How should governments in the region respond to this reality? Of course, limiting environmental degradation itself and protecting ecosystems is the first-best solution. However, reversing the alarming trends in environment and air quality will take enormous resources and more importantly time. Continued exposure to the negative impacts of environmental decay can jeopardize the achievement of several SDGs in the region, including SDG 10 on inequality.
The good news is that we can begin addressing inequality now with targeted policies to disrupt the link between environmental degradation and income inequality. Examples of such interventions could involve regular health screenings and expanding insurance coverage in low-income neighbourhoods, ensuring access to justice to help subsistence-oriented communities defend the natural resources vital to their livelihoods, and providing subsidized access to equipment that will reduce exposure of poor communities to polluted environments (see more policies here). Recognizing and ensuring the right to healthy environment within constitutions would greatly bolster these efforts. The Environmental Rights Initiative launched by the UN early this year aims to further such a human rights perspective on environmental protection.

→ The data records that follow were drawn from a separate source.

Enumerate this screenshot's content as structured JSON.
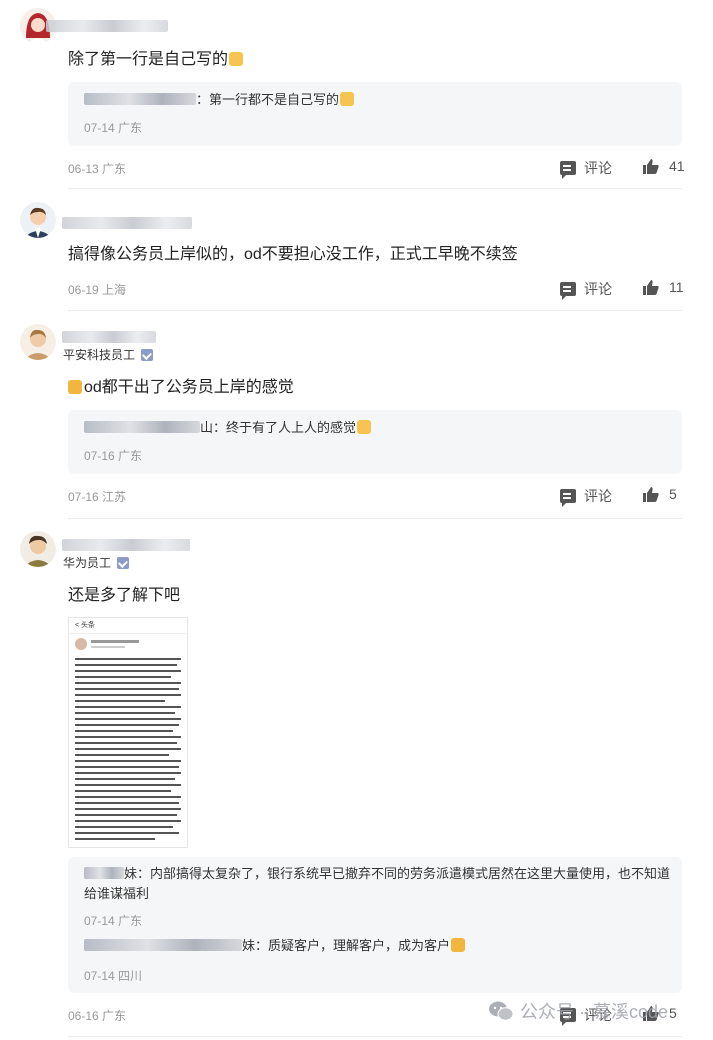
{
  "comments": [
    {
      "content": "除了第一行是自己写的",
      "reply": {
        "text": "：第一行都不是自己写的",
        "meta": "07-14 广东"
      },
      "meta": "06-13 广东",
      "comment_label": "评论",
      "likes": "41"
    },
    {
      "content": "搞得像公务员上岸似的，od不要担心没工作，正式工早晚不续签",
      "meta": "06-19 上海",
      "comment_label": "评论",
      "likes": "11"
    },
    {
      "badge": "平安科技员工",
      "content": "od都干出了公务员上岸的感觉",
      "reply": {
        "text": "山：终于有了人上人的感觉",
        "meta": "07-16 广东"
      },
      "meta": "07-16 江苏",
      "comment_label": "评论",
      "likes": "5"
    },
    {
      "badge": "华为员工",
      "content": "还是多了解下吧",
      "replies": [
        {
          "text": "妹：内部搞得太复杂了，银行系统早已撤弃不同的劳务派遣模式居然在这里大量使用，也不知道给谁谋福利",
          "meta": "07-14 广东"
        },
        {
          "text": "妹：质疑客户，理解客户，成为客户",
          "meta": "07-14 四川"
        }
      ],
      "meta": "06-16 广东",
      "comment_label": "评论",
      "likes": "5"
    }
  ],
  "thumbnail": {
    "header": "< 头条"
  },
  "watermark": {
    "prefix": "公众号 ·",
    "name": "慕溪code"
  },
  "colors": {
    "meta": "#999999",
    "reply_bg": "#f5f6f7",
    "verify": "#8c9cc8"
  }
}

The theme for the 2019 High-Level Political Forum (HLPF) is ‘empowering people and ensuring inclusiveness and equality’ and SDG 10 on inequality will be reviewed in-depth. In this context, as countries prepare for the HLPF and review the progress made in SDG 10 in national contexts through their Voluntary National Reviews (VNRs), it is important to pay attention to the environmental dimension of inequality. To what extent is environmental degradation worsening income inequality? What policies can be taken to limit the disproportionate impact of environmental degradation on marginalized communities? These questions should enter the national policy discourses.
Addressing environmental degradation can deliver an important co-benefit of reducing income inequality. The Asia-Pacific region, more than any other region, needs to capitalize on this co-benefit to simultaneously create a cleaner environment and a more equal society.